Posted 15 January 2013 - 10:36 AM
Posted 16 January 2013 - 07:28 AM
Usually when this time happens some heated discussion gets going on the merits of one type of telescope over another.
I have to admit, my refractor is useless when there are clouds or when it's foggy.
Posted 16 January 2013 - 08:48 AM
Posted 16 January 2013 - 08:57 AM
I haven' been out since November 5th due to clouds and weather.

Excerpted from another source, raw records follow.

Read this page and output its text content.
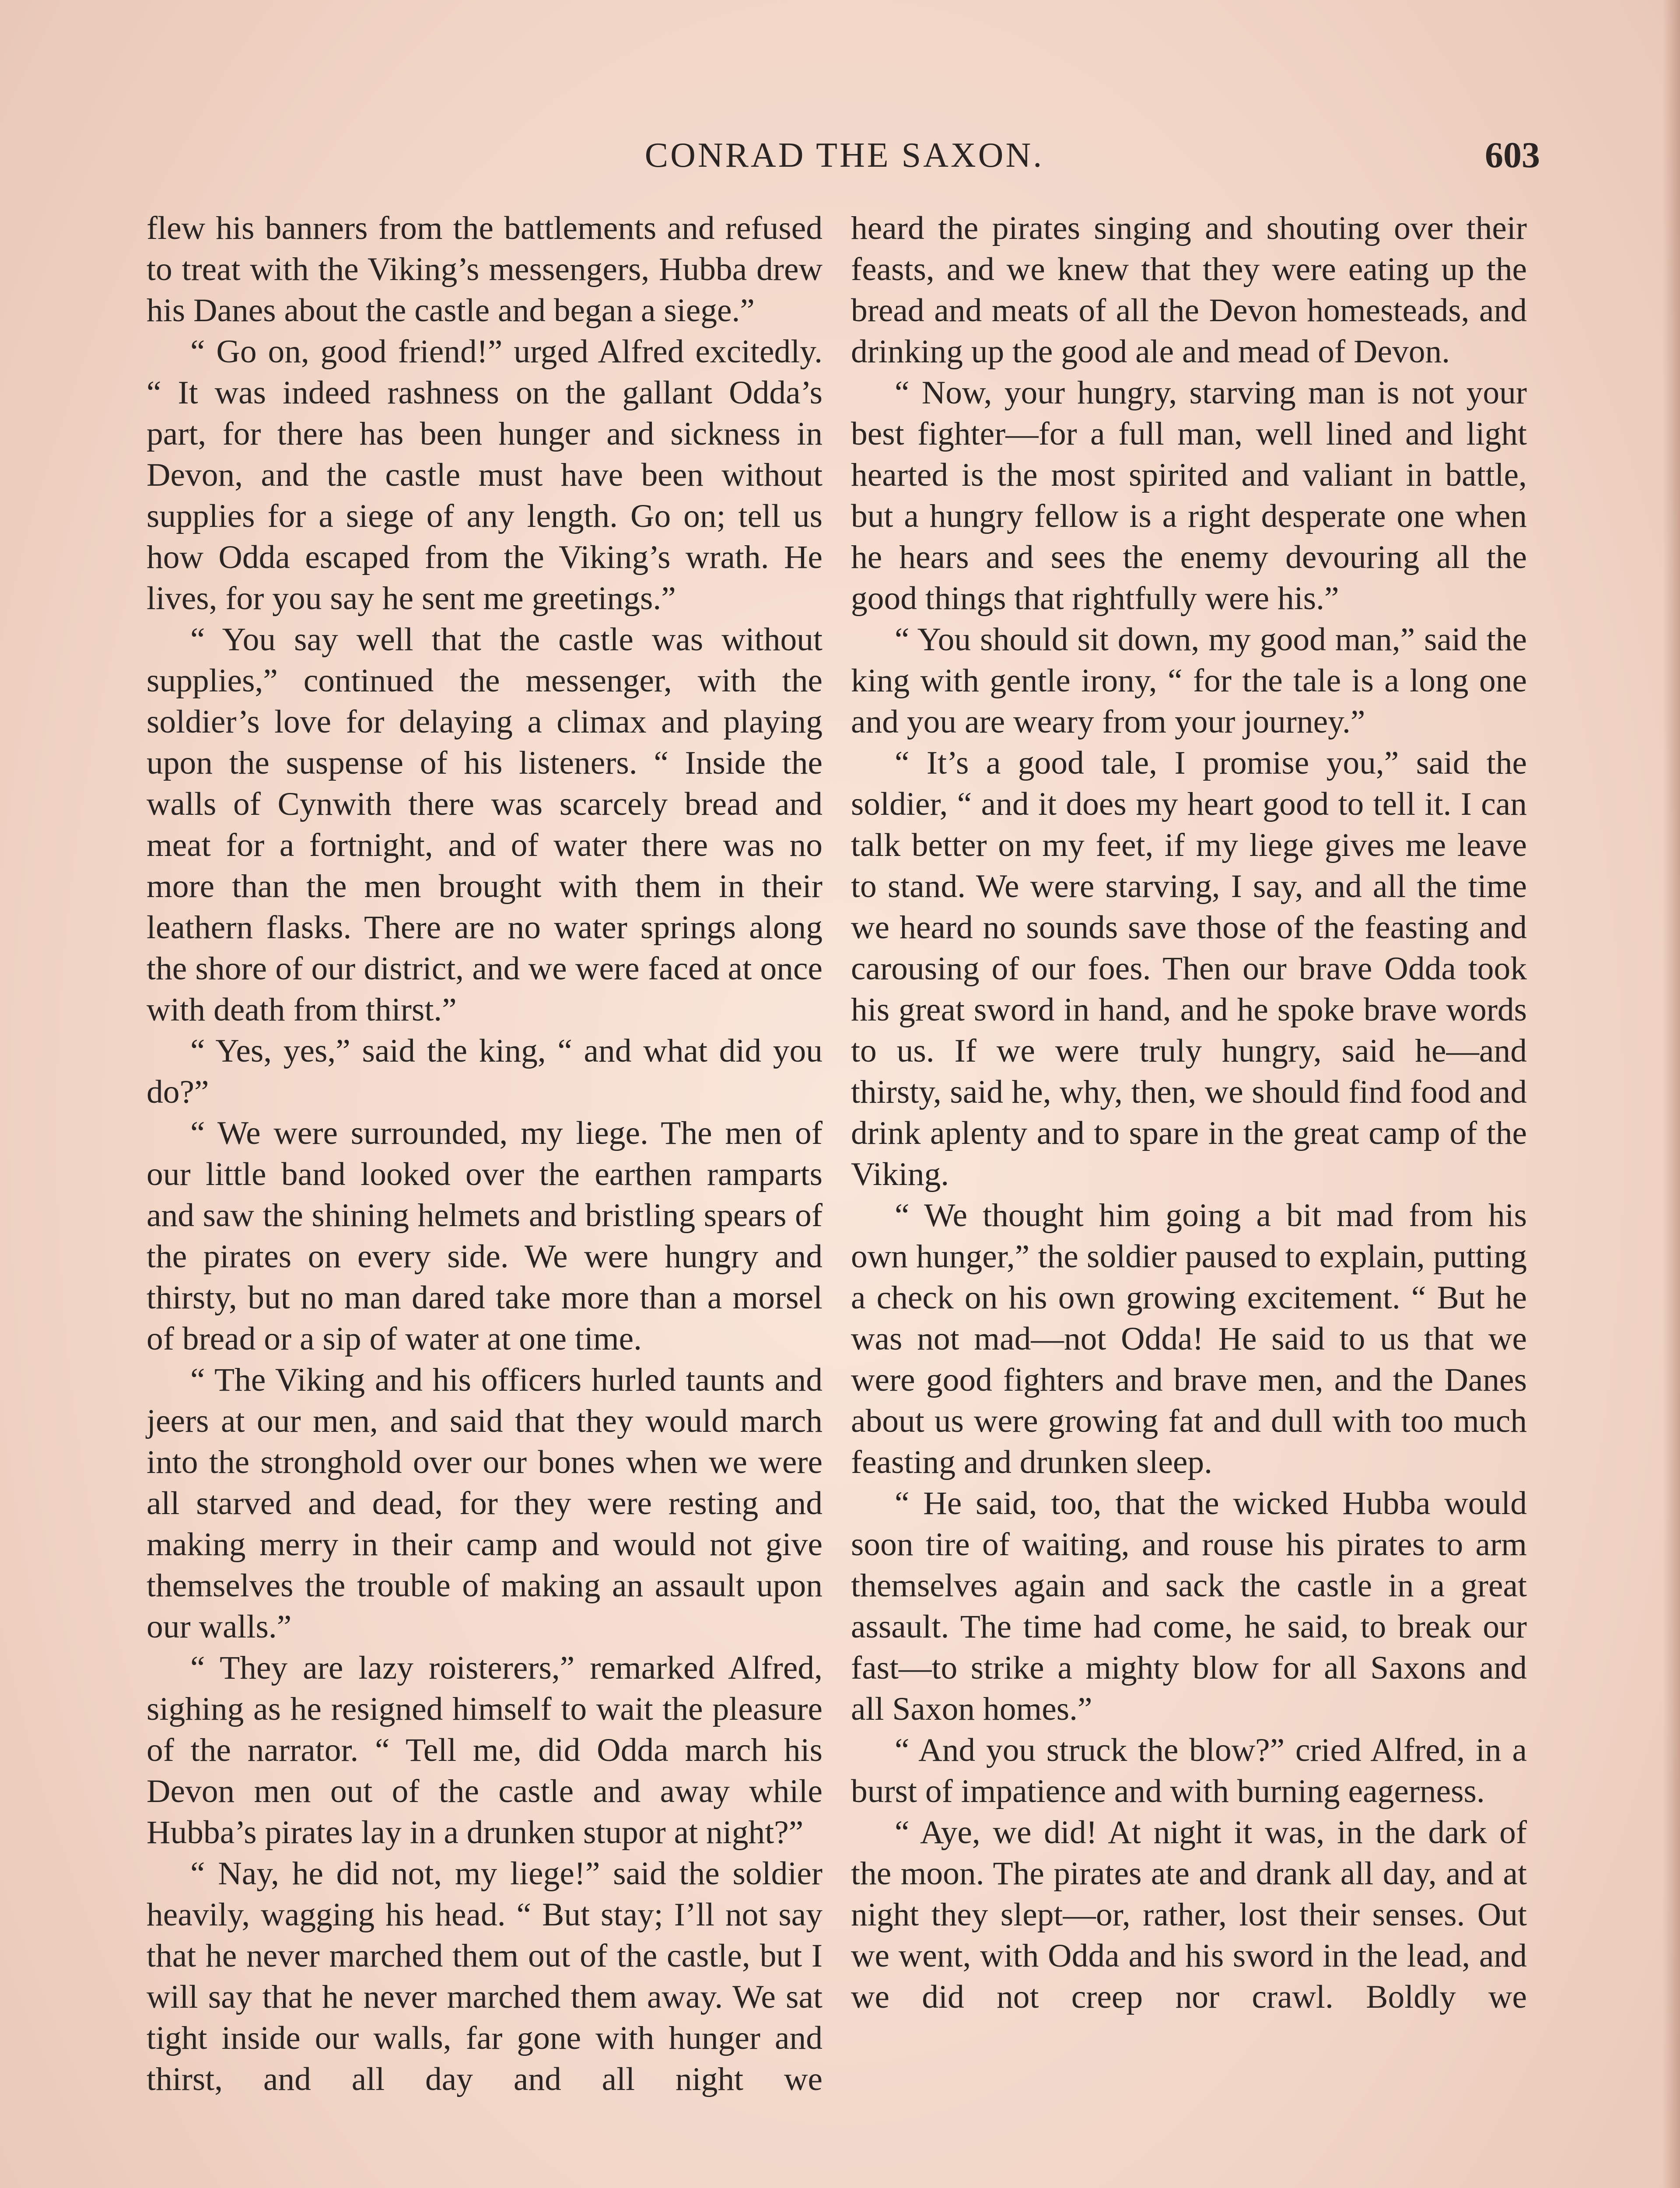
CONRAD THE SAXON.	603

flew his banners from the battlements and refused to treat with the Viking’s messengers, Hubba drew his Danes about the castle and began a siege.”

“ Go on, good friend!” urged Alfred excitedly. “ It was indeed rashness on the gallant Odda’s part, for there has been hunger and sickness in Devon, and the castle must have been without supplies for a siege of any length. Go on; tell us how Odda escaped from the Viking’s wrath. He lives, for you say he sent me greetings.”

“ You say well that the castle was without supplies,” continued the messenger, with the soldier’s love for delaying a climax and playing upon the suspense of his listeners. “ Inside the walls of Cynwith there was scarcely bread and meat for a fortnight, and of water there was no more than the men brought with them in their leathern flasks. There are no water springs along the shore of our district, and we were faced at once with death from thirst.”

“ Yes, yes,” said the king, “ and what did you do?”

“ We were surrounded, my liege. The men of our little band looked over the earthen ramparts and saw the shining helmets and bristling spears of the pirates on every side. We were hungry and thirsty, but no man dared take more than a morsel of bread or a sip of water at one time.

“ The Viking and his officers hurled taunts and jeers at our men, and said that they would march into the stronghold over our bones when we were all starved and dead, for they were resting and making merry in their camp and would not give themselves the trouble of making an assault upon our walls.”

“ They are lazy roisterers,” remarked Alfred, sighing as he resigned himself to wait the pleasure of the narrator. “ Tell me, did Odda march his Devon men out of the castle and away while Hubba’s pirates lay in a drunken stupor at night?”

“ Nay, he did not, my liege!” said the soldier heavily, wagging his head. “ But stay; I’ll not say that he never marched them out of the castle, but I will say that he never marched them away. We sat tight inside our walls, far gone with hunger and thirst, and all day and all night we

heard the pirates singing and shouting over their feasts, and we knew that they were eating up the bread and meats of all the Devon homesteads, and drinking up the good ale and mead of Devon.

“ Now, your hungry, starving man is not your best fighter—for a full man, well lined and light hearted is the most spirited and valiant in battle, but a hungry fellow is a right desperate one when he hears and sees the enemy devouring all the good things that rightfully were his.”

“ You should sit down, my good man,” said the king with gentle irony, “ for the tale is a long one and you are weary from your journey.”

“ It’s a good tale, I promise you,” said the soldier, “ and it does my heart good to tell it. I can talk better on my feet, if my liege gives me leave to stand. We were starving, I say, and all the time we heard no sounds save those of the feasting and carousing of our foes. Then our brave Odda took his great sword in hand, and he spoke brave words to us. If we were truly hungry, said he—and thirsty, said he, why, then, we should find food and drink aplenty and to spare in the great camp of the Viking.

“ We thought him going a bit mad from his own hunger,” the soldier paused to explain, putting a check on his own growing excitement. “ But he was not mad—not Odda! He said to us that we were good fighters and brave men, and the Danes about us were growing fat and dull with too much feasting and drunken sleep.

“ He said, too, that the wicked Hubba would soon tire of waiting, and rouse his pirates to arm themselves again and sack the castle in a great assault. The time had come, he said, to break our fast—to strike a mighty blow for all Saxons and all Saxon homes.”

“ And you struck the blow?” cried Alfred, in a burst of impatience and with burning eagerness.

“ Aye, we did! At night it was, in the dark of the moon. The pirates ate and drank all day, and at night they slept—or, rather, lost their senses. Out we went, with Odda and his sword in the lead, and we did not creep nor crawl. Boldly we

This all reminds me of that November that Halleys Comet was on its way in and now visible telescopicaly. I swear, EVERY night of that month was clouded over. I had a new scope that month too so between the comet and the scope the cloud Gods were having their fun.
Every stinking night lol.
(Wasn't laughing then)
Posted 16 January 2013 - 11:17 AM
Sunday night, it had been cloudy since early afternoon, with at least three or four days cloudy/rainy weather upcoming in the forecast. But when I got up at 3am to let the dog out, looking out the back door I saw nothing but stars overhead. I knew this was near-certainly just an inviting sucker-hole...but well, why not take a look at the weather satellite view to see how big it was? Answer: probably just over an hour before a solid thick overcast covering the entire southeastern quarter of the U.S. moved in.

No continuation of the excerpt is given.